Bearbeiter: Karsten Gaede
Zitiervorschlag: BGH, 1 StR 277/02, Beschluss v. 28.08.2002, HRRS-Datenbank, Rn. X
Auf die Revision des Angeklagten wird das Urteil des Landgerichts Kempten (Allgäu) vom 13. März 2002 mit den Feststellungen aufgehoben.
Die Sache wird zu neuer Verhandlung und Entscheidung, auch über die Kosten des Rechtsmittels, an eine andere Schwurgerichtskammer des Landgerichts zurückverwiesen.
Dem Angeklagten liegt zur Last, im März 2001 seinen Halbbruder S. mit mehreren Pistolenschüssen getötet zu haben. Das Landgericht hat den Angeklagten wegen heimtückischen und aus niedrigen Beweggründen begangenen Mordes zu lebenslanger Freiheitsstrafe verurteilt. Die gegen dieses Urteil gerichtete Revision des Angeklagten hat mit einer Verfahrensrüge Erfolg.

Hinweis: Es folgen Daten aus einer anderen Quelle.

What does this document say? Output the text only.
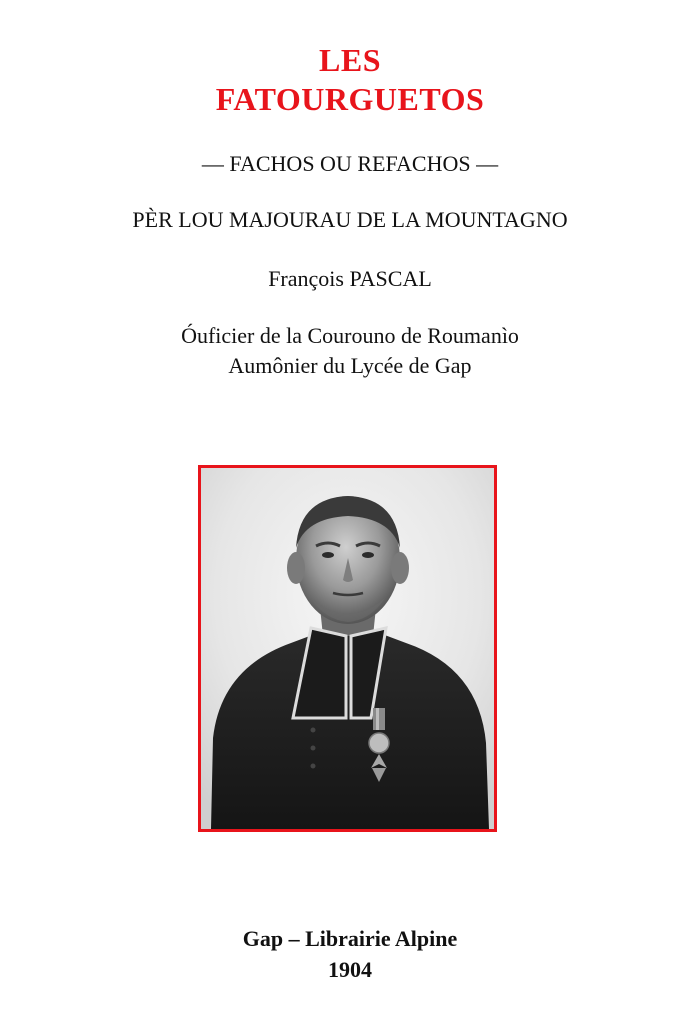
LES
FATOURGUETOS
— FACHOS OU REFACHOS —
PÈR LOU MAJOURAU DE LA MOUNTAGNO
François PASCAL
Óuficier de la Courouno de Roumanìo
Aumônier du Lycée de Gap
Gap – Librairie Alpine
1904
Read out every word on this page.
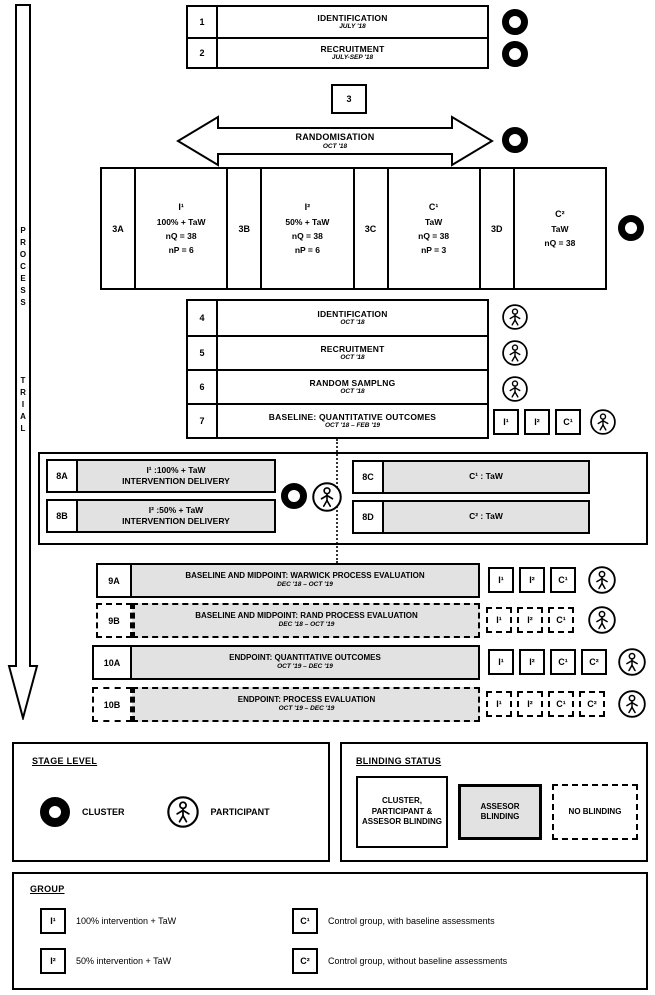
PROCESS
TRIAL
1	IDENTIFICATION
JULY '18
2	RECRUITMENT
JULY-SEP '18
3
RANDOMISATION
OCT '18
3A
I¹
100% + TaW
nQ = 38
nP = 6
3B
I²
50% + TaW
nQ = 38
nP = 6
3C
C¹
TaW
nQ = 38
nP = 3
3D
C²
TaW
nQ = 38
4	IDENTIFICATION
OCT '18
5	RECRUITMENT
OCT '18
6	RANDOM SAMPLNG
OCT '18
7	BASELINE: QUANTITATIVE OUTCOMES
OCT '18 – FEB '19	I¹	I²	C¹
8A
I¹ :100% + TaW
INTERVENTION DELIVERY
8B
I² :50% + TaW
INTERVENTION DELIVERY
8C	C¹ : TaW
8D	C² : TaW
9A	BASELINE AND MIDPOINT: WARWICK PROCESS EVALUATION
DEC '18 – OCT '19	I¹	I²	C¹
9B	BASELINE AND MIDPOINT: RAND PROCESS EVALUATION
DEC '18 – OCT '19	I¹	I²	C¹
10A	ENDPOINT: QUANTITATIVE OUTCOMES
OCT '19 – DEC '19	I¹	I²	C¹	C²
10B	ENDPOINT: PROCESS EVALUATION
OCT '19 – DEC '19	I¹	I²	C¹	C²
STAGE LEVEL
CLUSTER	PARTICIPANT
BLINDING STATUS
CLUSTER, PARTICIPANT & ASSESOR BLINDING
ASSESOR BLINDING
NO BLINDING
GROUP
I¹	100% intervention + TaW
I²	50% intervention + TaW
C¹	Control group, with baseline assessments
C²	Control group, without baseline assessments
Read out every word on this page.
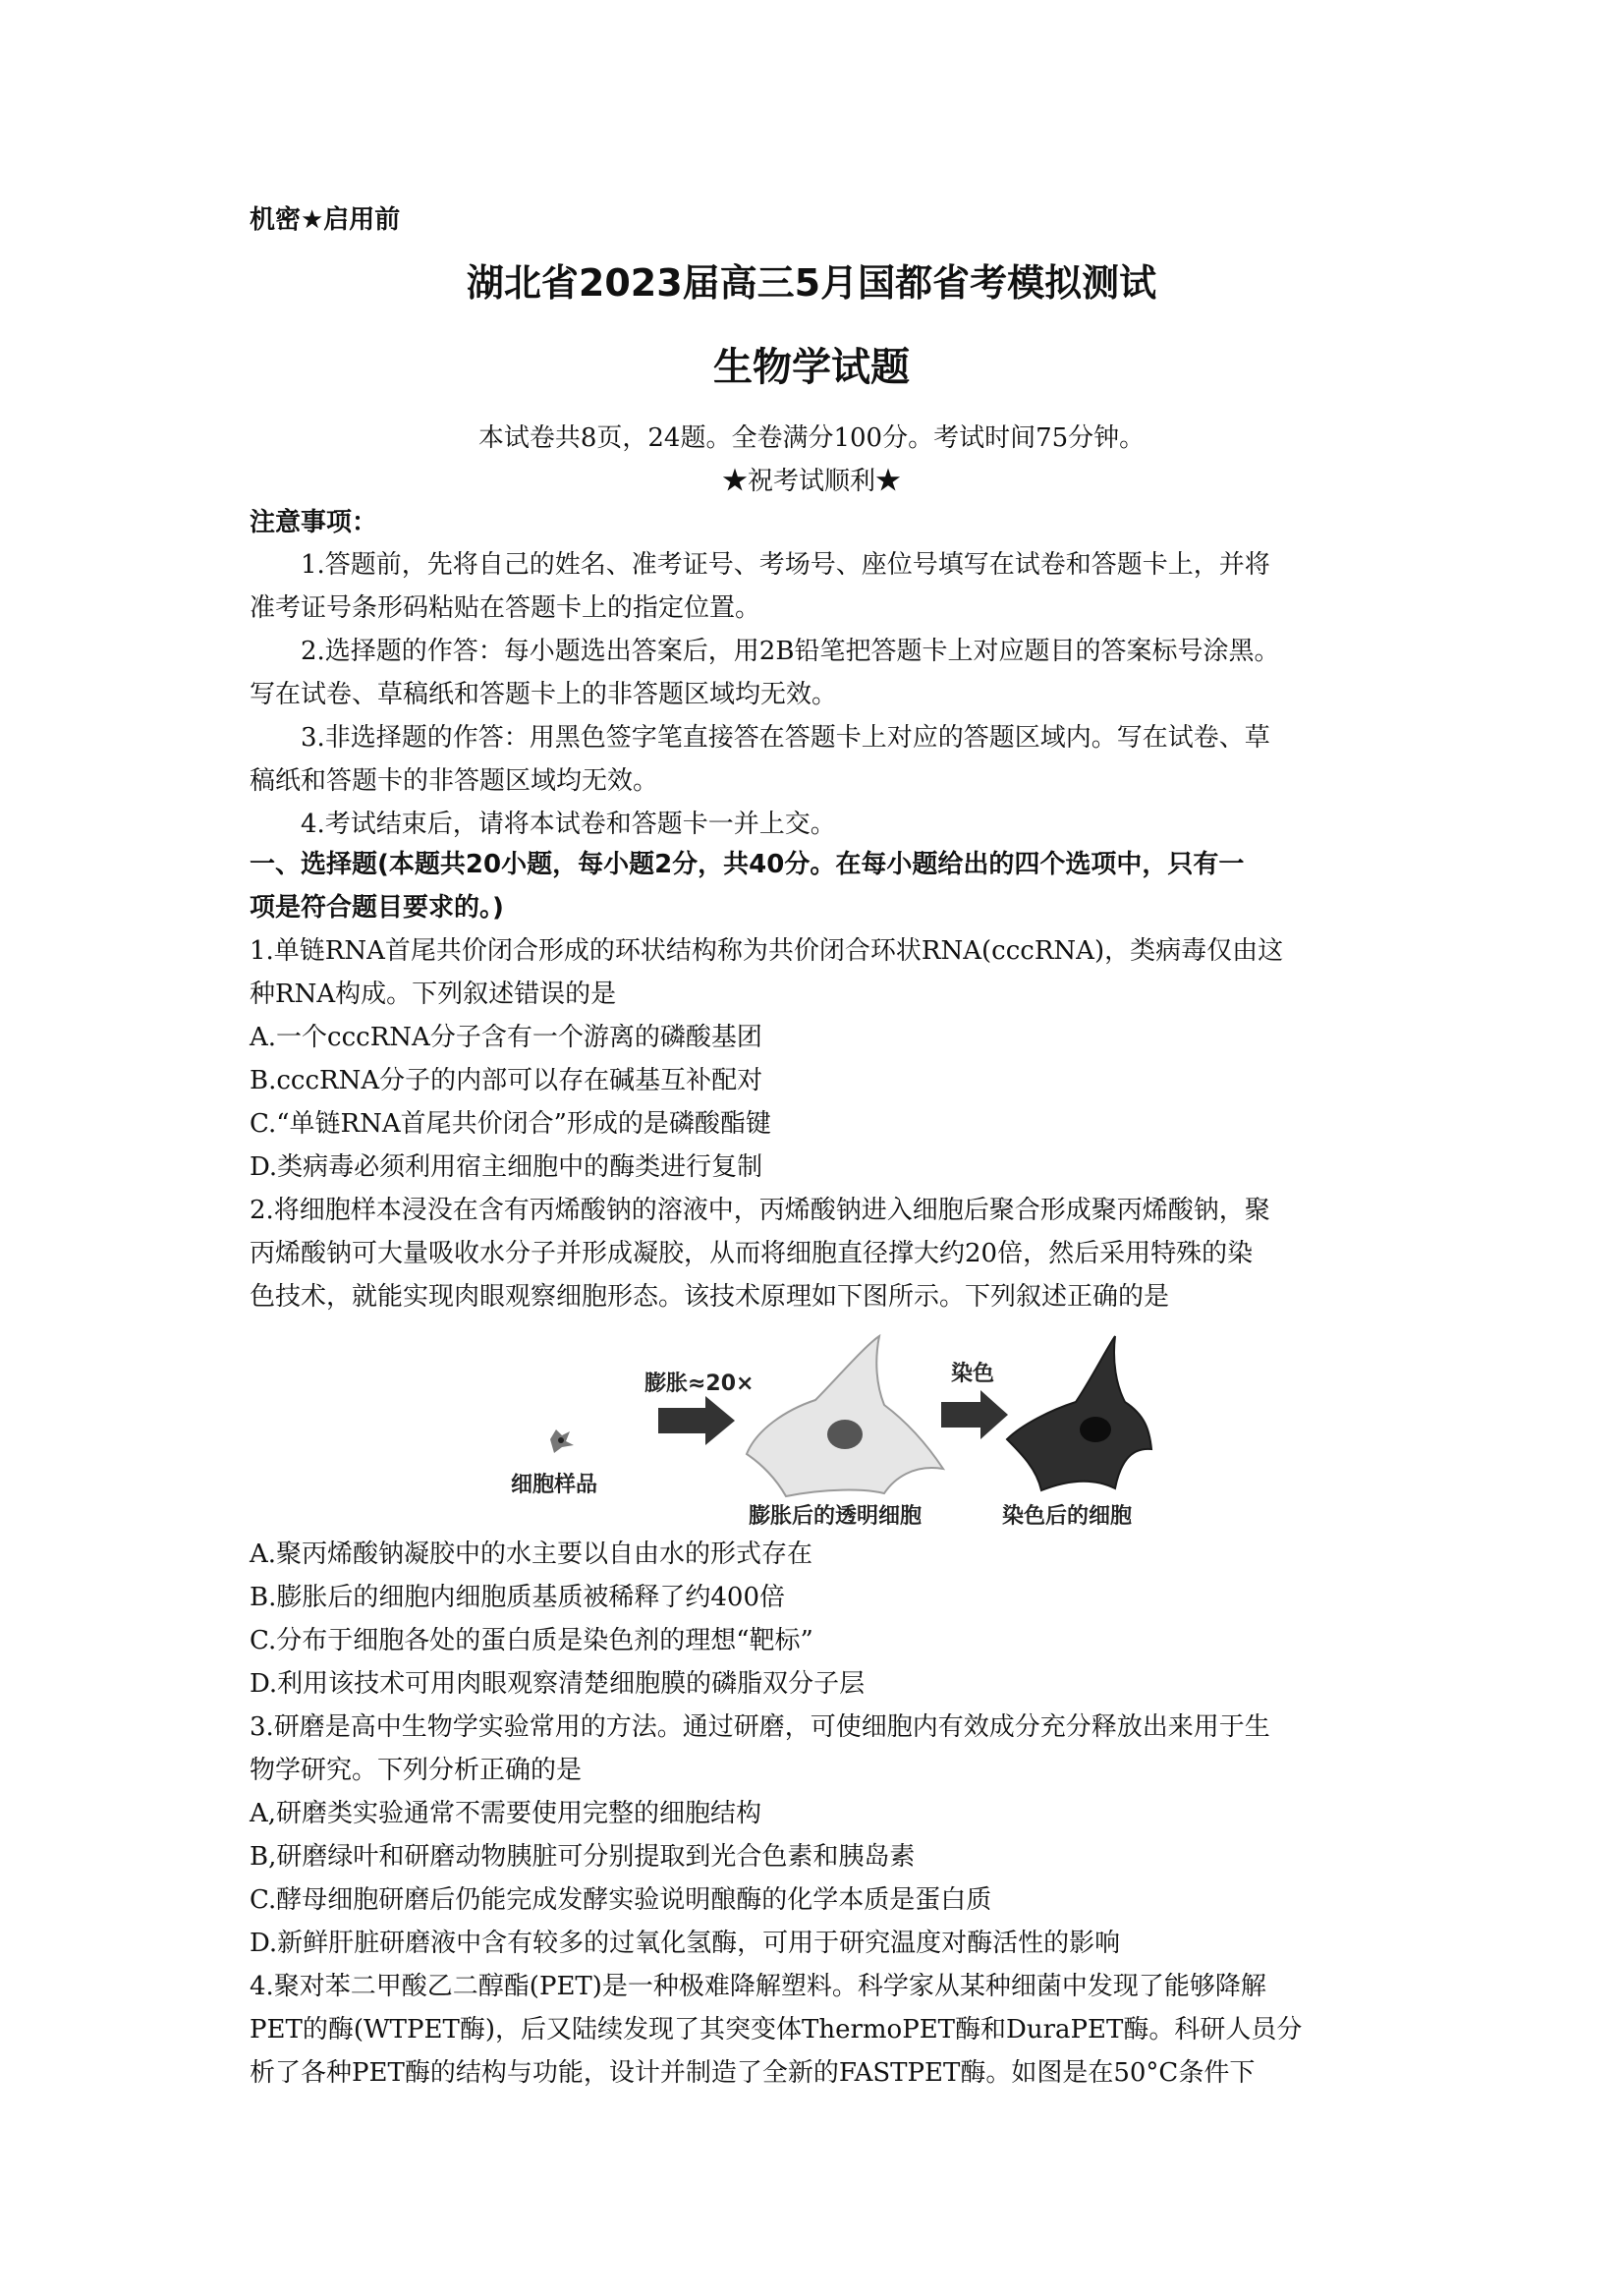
机密★启用前
湖北省2023届高三5月国都省考模拟测试
生物学试题
本试卷共8页，24题。全卷满分100分。考试时间75分钟。
★祝考试顺利★
注意事项：
1.答题前，先将自己的姓名、准考证号、考场号、座位号填写在试卷和答题卡上，并将
准考证号条形码粘贴在答题卡上的指定位置。
2.选择题的作答：每小题选出答案后，用2B铅笔把答题卡上对应题目的答案标号涂黑。
写在试卷、草稿纸和答题卡上的非答题区域均无效。
3.非选择题的作答：用黑色签字笔直接答在答题卡上对应的答题区域内。写在试卷、草
稿纸和答题卡的非答题区域均无效。
4.考试结束后，请将本试卷和答题卡一并上交。
一、选择题(本题共20小题，每小题2分，共40分。在每小题给出的四个选项中，只有一
项是符合题目要求的。)
1.单链RNA首尾共价闭合形成的环状结构称为共价闭合环状RNA(cccRNA)，类病毒仅由这
种RNA构成。下列叙述错误的是
A.一个cccRNA分子含有一个游离的磷酸基团
B.cccRNA分子的内部可以存在碱基互补配对
C.“单链RNA首尾共价闭合”形成的是磷酸酯键
D.类病毒必须利用宿主细胞中的酶类进行复制
2.将细胞样本浸没在含有丙烯酸钠的溶液中，丙烯酸钠进入细胞后聚合形成聚丙烯酸钠，聚
丙烯酸钠可大量吸收水分子并形成凝胶，从而将细胞直径撑大约20倍，然后采用特殊的染
色技术，就能实现肉眼观察细胞形态。该技术原理如下图所示。下列叙述正确的是
细胞样品
膨胀≈20×
膨胀后的透明细胞
染色
染色后的细胞
A.聚丙烯酸钠凝胶中的水主要以自由水的形式存在
B.膨胀后的细胞内细胞质基质被稀释了约400倍
C.分布于细胞各处的蛋白质是染色剂的理想“靶标”
D.利用该技术可用肉眼观察清楚细胞膜的磷脂双分子层
3.研磨是高中生物学实验常用的方法。通过研磨，可使细胞内有效成分充分释放出来用于生
物学研究。下列分析正确的是
A,研磨类实验通常不需要使用完整的细胞结构
B,研磨绿叶和研磨动物胰脏可分别提取到光合色素和胰岛素
C.酵母细胞研磨后仍能完成发酵实验说明酿酶的化学本质是蛋白质
D.新鲜肝脏研磨液中含有较多的过氧化氢酶，可用于研究温度对酶活性的影响
4.聚对苯二甲酸乙二醇酯(PET)是一种极难降解塑料。科学家从某种细菌中发现了能够降解
PET的酶(WTPET酶)，后又陆续发现了其突变体ThermoPET酶和DuraPET酶。科研人员分
析了各种PET酶的结构与功能，设计并制造了全新的FASTPET酶。如图是在50°C条件下
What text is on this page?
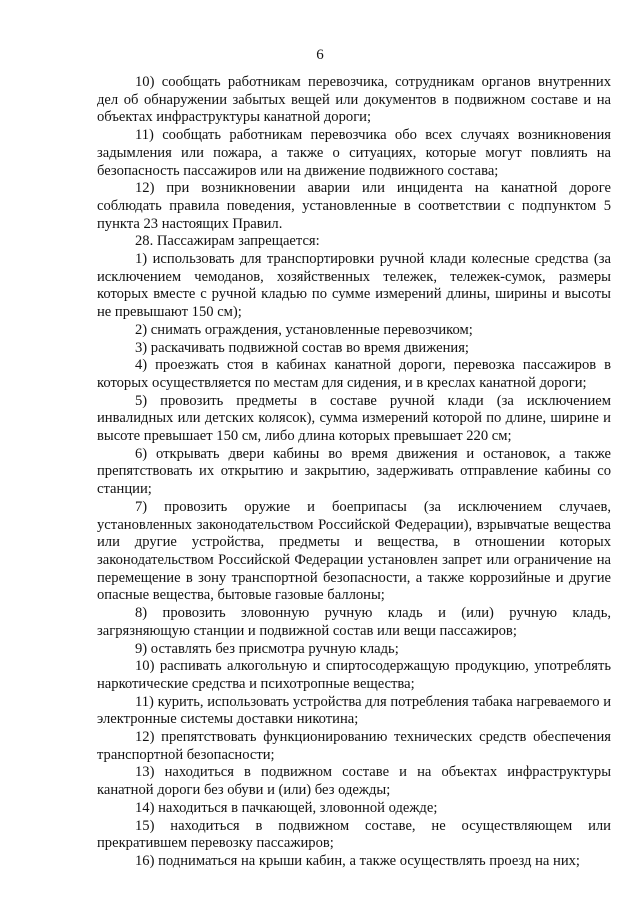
6

10) сообщать работникам перевозчика, сотрудникам органов внутренних дел об обнаружении забытых вещей или документов в подвижном составе и на объектах инфраструктуры канатной дороги;

11) сообщать работникам перевозчика обо всех случаях возникновения задымления или пожара, а также о ситуациях, которые могут повлиять на безопасность пассажиров или на движение подвижного состава;

12) при возникновении аварии или инцидента на канатной дороге соблюдать правила поведения, установленные в соответствии с подпунктом 5 пункта 23 настоящих Правил.

28. Пассажирам запрещается:

1) использовать для транспортировки ручной клади колесные средства (за исключением чемоданов, хозяйственных тележек, тележек-сумок, размеры которых вместе с ручной кладью по сумме измерений длины, ширины и высоты не превышают 150 см);

2) снимать ограждения, установленные перевозчиком;

3) раскачивать подвижной состав во время движения;

4) проезжать стоя в кабинах канатной дороги, перевозка пассажиров в которых осуществляется по местам для сидения, и в креслах канатной дороги;

5) провозить предметы в составе ручной клади (за исключением инвалидных или детских колясок), сумма измерений которой по длине, ширине и высоте превышает 150 см, либо длина которых превышает 220 см;

6) открывать двери кабины во время движения и остановок, а также препятствовать их открытию и закрытию, задерживать отправление кабины со станции;

7) провозить оружие и боеприпасы (за исключением случаев, установленных законодательством Российской Федерации), взрывчатые вещества или другие устройства, предметы и вещества, в отношении которых законодательством Российской Федерации установлен запрет или ограничение на перемещение в зону транспортной безопасности, а также коррозийные и другие опасные вещества, бытовые газовые баллоны;

8) провозить зловонную ручную кладь и (или) ручную кладь, загрязняющую станции и подвижной состав или вещи пассажиров;

9) оставлять без присмотра ручную кладь;

10) распивать алкогольную и спиртосодержащую продукцию, употреблять наркотические средства и психотропные вещества;

11) курить, использовать устройства для потребления табака нагреваемого и электронные системы доставки никотина;

12) препятствовать функционированию технических средств обеспечения транспортной безопасности;

13) находиться в подвижном составе и на объектах инфраструктуры канатной дороги без обуви и (или) без одежды;

14) находиться в пачкающей, зловонной одежде;

15) находиться в подвижном составе, не осуществляющем или прекратившем перевозку пассажиров;

16) подниматься на крыши кабин, а также осуществлять проезд на них;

1. Nach den Feststellungen fühlte sich der Angeklagte durch das Tatopfer vielfach gekränkt. Dieser hatte entgegen der anatolischen Sitten und Gebräuche mit der Familie des Angeklagten gebrochen. Er widersetzte sich dem ausdrücklichen Wunsch des Angeklagten, indem er sich nicht für seine Ehefrau F. und deren Kind H., sondern für die Beziehung mit der Zeugin J. K. entschied. Als besonders erniedrigend empfand der Angeklagte, daß das Tatopfer das Gerücht verbreitet hatte, daß er - der Angeklagte - ein Verhältnis mit F. habe und diese von ihm ein Kind erwarte. Der Angeklagte suchte das Tatopfer an seiner Arbeitsstelle auf, um ihn zu töten und damit seine Ehre und seinen Führungsanspruch wieder herzustellen. Dort zog der Angeklagte seine Pistole, ohne daß S. mit einem Angriff rechnete, und sagte auf türkisch: "Jetzt reicht`s. Ich mache Ende". Er richtete die Pistole auf den sich wegdrehenden S. und feuerte auf das in Drehbewegung befindliche Tatopfer in sehr schneller Folge zwei bis vier Schüsse ab. Nach einer Pause traf er S. noch zweimal am Kopf. Die Waffe warf er auf seiner Flucht weg.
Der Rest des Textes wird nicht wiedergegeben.